Vitaly buried 451 bodies, almost all of them Ukrainian civilians, in a small forest outside the city. Many were found with signs of torture, and several were found with bullet wounds. 

Russian troops indiscriminately fired upon civilian targets when they took Izium

Vitaly helped bury 451 people, mostly Ukrainian citizens, in a forest near Izium

The bodies were exhumed last autumn after Ukraine regained the territory 

But the speed at which the bodies piled up, and the brutal ways they were killed, meant that many of them are yet to be identified. 

‘There were a lot of unknown people, there were a lot of unknown remains,’ he said. 

After Russian forces were pushed of the region last autumn, investigators exhumed ’50 to 60′ bodies a day, and Ukraine’s secret service are now hunting down the Russian troops who committed the sickening war crimes in Izium. 

One investigating officer said: ‘What the Russian military has done, it is against humanity, against Ukraine, against Ukrainians, and could be called genocide.’

The secret service are looking to shed light on what happened to the civilians of the region. 

Two service officials have been searching for relatives and possible DNA matches with those who were buried in the Izium forest, in an attempt to bring closure to the thousands in the city who lost loved ones, including Halyana Zhykhareva. 

451 bodies were buried in a forest near Izium, north-east Ukraine, after Russian forces occupied the region

Many bodies were unidentified, leaving many in Izium not knowing what happened to their loved ones

The great-grandmother lost several members of her family, including two young girls ages six and nine, when a 500kg bomb levelled the apartment block they lived in.

’52 people died. My whole family was there.’she quietly said. 

Their bodies lay in the rubble for months before they could be recovered and given makeshift burials, and it’s only now that she has been able to bury them with dignity. 

The hunt for the perpetrators of the long, drawn-out massacre at Izium is being documented in a new film, The Grave. 

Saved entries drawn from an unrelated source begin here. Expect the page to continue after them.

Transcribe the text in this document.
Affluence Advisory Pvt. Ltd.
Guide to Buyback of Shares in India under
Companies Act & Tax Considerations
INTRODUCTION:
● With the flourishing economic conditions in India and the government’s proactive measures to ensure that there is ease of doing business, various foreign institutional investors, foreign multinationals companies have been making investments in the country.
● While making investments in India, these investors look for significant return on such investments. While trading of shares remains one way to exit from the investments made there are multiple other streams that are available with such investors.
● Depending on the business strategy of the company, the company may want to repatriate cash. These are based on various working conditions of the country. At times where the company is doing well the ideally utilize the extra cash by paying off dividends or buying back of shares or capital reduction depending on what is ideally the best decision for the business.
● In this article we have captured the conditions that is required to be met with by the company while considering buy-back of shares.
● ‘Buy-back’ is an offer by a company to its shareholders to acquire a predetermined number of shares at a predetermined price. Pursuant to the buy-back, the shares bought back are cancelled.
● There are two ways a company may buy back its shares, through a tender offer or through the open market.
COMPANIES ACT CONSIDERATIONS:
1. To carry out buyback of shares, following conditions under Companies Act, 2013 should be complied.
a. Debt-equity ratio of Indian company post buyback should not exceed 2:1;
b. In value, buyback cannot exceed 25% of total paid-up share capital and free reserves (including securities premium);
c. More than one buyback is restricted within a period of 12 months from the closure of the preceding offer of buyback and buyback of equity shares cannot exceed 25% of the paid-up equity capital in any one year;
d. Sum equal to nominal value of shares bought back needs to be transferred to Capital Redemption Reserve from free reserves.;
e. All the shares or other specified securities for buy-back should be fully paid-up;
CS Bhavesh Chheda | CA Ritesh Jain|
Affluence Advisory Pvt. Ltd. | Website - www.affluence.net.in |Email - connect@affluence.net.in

Allie Wharf, who produced and directed The Grave, said: ‘This war is unlike many others that I’ve covered. 

‘In many cities away from the front line the Ukrainians are trying to live ’normal’ lives, to rebuild as things are destroyed but the terror and sadness and grief and anger and despair are just below the surface. 

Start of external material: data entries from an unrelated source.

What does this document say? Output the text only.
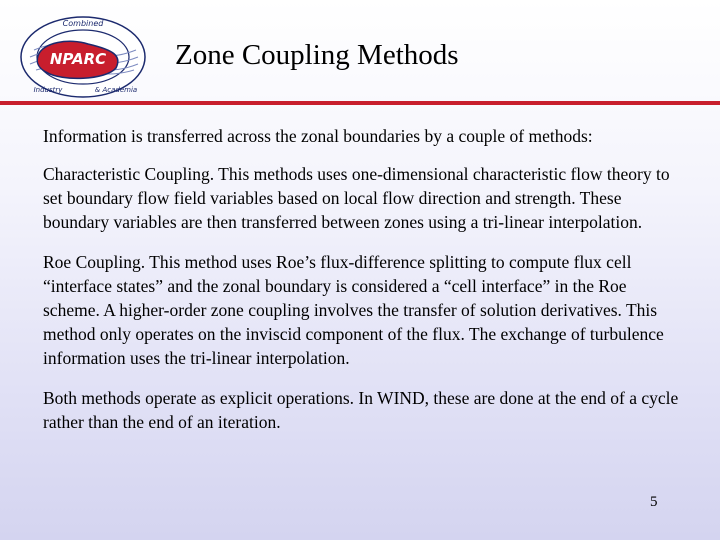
NPARC
Combined
Industry	& Academia
Zone Coupling Methods

Information is transferred across the zonal boundaries by a couple of methods:

Characteristic Coupling. This methods uses one-dimensional characteristic flow theory to set boundary flow field variables based on local flow direction and strength. These boundary variables are then transferred between zones using a tri-linear interpolation.

Roe Coupling. This method uses Roe’s flux-difference splitting to compute flux cell “interface states” and the zonal boundary is considered a “cell interface” in the Roe scheme. A higher-order zone coupling involves the transfer of solution derivatives. This method only operates on the inviscid component of the flux. The exchange of turbulence information uses the tri-linear interpolation.

Both methods operate as explicit operations. In WIND, these are done at the end of a cycle rather than the end of an iteration.

5
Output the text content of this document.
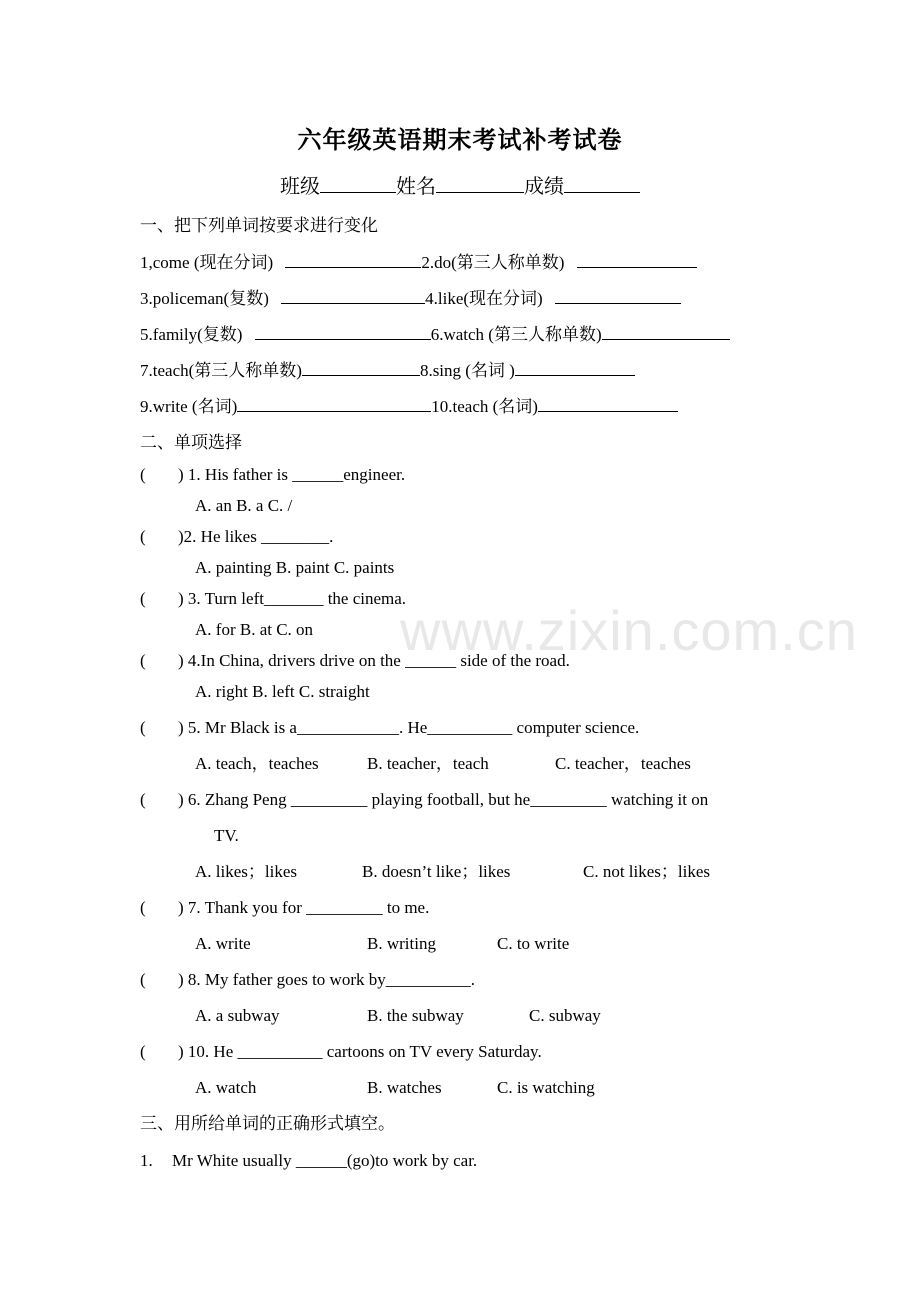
六年级英语期末考试补考试卷
班级	姓名	成绩
一、把下列单词按要求进行变化
1,come (现在分词)	2.do(第三人称单数)
3.policeman(复数)	4.like(现在分词)
5.family(复数)	6.watch (第三人称单数)
7.teach(第三人称单数)	8.sing (名词 )
9.write (名词)	10.teach (名词)
二、单项选择
( ) 1. His father is ______engineer.
A. an B. a C. /
( )2. He likes ________.
A. painting B. paint C. paints
( ) 3. Turn left_______ the cinema.
A. for B. at C. on
( ) 4.In China, drivers drive on the ______ side of the road.
A. right B. left C. straight
( ) 5. Mr Black is a____________. He__________ computer science.
A. teach，teaches	B. teacher，teach	C. teacher，teaches
( ) 6. Zhang Peng _________ playing football, but he_________ watching it on
TV.
A. likes；likes	B. doesn’t like；likes	C. not likes；likes
( ) 7. Thank you for _________ to me.
A. write	B. writing	C. to write
( ) 8. My father goes to work by__________.
A. a subway	B. the subway	C. subway
( ) 10. He __________ cartoons on TV every Saturday.
A. watch	B. watches	C. is watching
三、用所给单词的正确形式填空。
1. Mr White usually ______(go)to work by car.
www.zixin.com.cn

‘Witnessing the bravery and professionalism of my young colleagues in Ukraine has been an outstanding experience in my filmmaking career and to hear from them, that the act of filmmaking, working, reporting their country’s suffering has saved them from despair is a testament to the power of that undertaking.’

The documentary, which will be shown on ITV1 on November 6 at 10:45 pm, comes as the 20-month mark of Russia’s invasion of Ukraine ticks by and hundreds of alleged war crimes have been documented. 

The bodies of Izium’s residents lay in the rubble for months before they could be recovered

Halyana Zhykhareva (pictured) lost several members of her family, including her great-granddaughters, ages six and nine

Earlier this week, the BBC reported that nine people, including two young children, were shot dead in their home in the Russian-occupied town of Volnovakha. 

Ukrainian officials believe Russian soldiers killed the whole Kapkanets family on Friday for not handing over their home. 

Ukrainian ombudsman Dmytro Lubinets said on Monday that ‘Russians’ bloodied hands were involved’ in the Volnovakha killings.

‘According to preliminary information, the occupiers have killed the whole of the Kapkanets family, who were celebrating a birthday and who had refused to hand their own house over to occupiers from Chechnya,’ he said on Telegram.

Both Russia and Ukraine are investigating the horrific incident. 

The conflict, the bloodiest on European soil in decades, has seen hundreds of thousands of soldiers injured and killed on both sides. 

The Wall Street Journal reported in August that up to 50,000 amputations needed to be performed on Ukrainian civilians and soldiers. 

By contrast, 41,000 British soldiers needed to be amputated during the whole of World War I. 

Doctors in Ukraine blamed Russia’s heavy use of landmine that it laid on its frontlines, as well as the heavy use of artillery and missiles.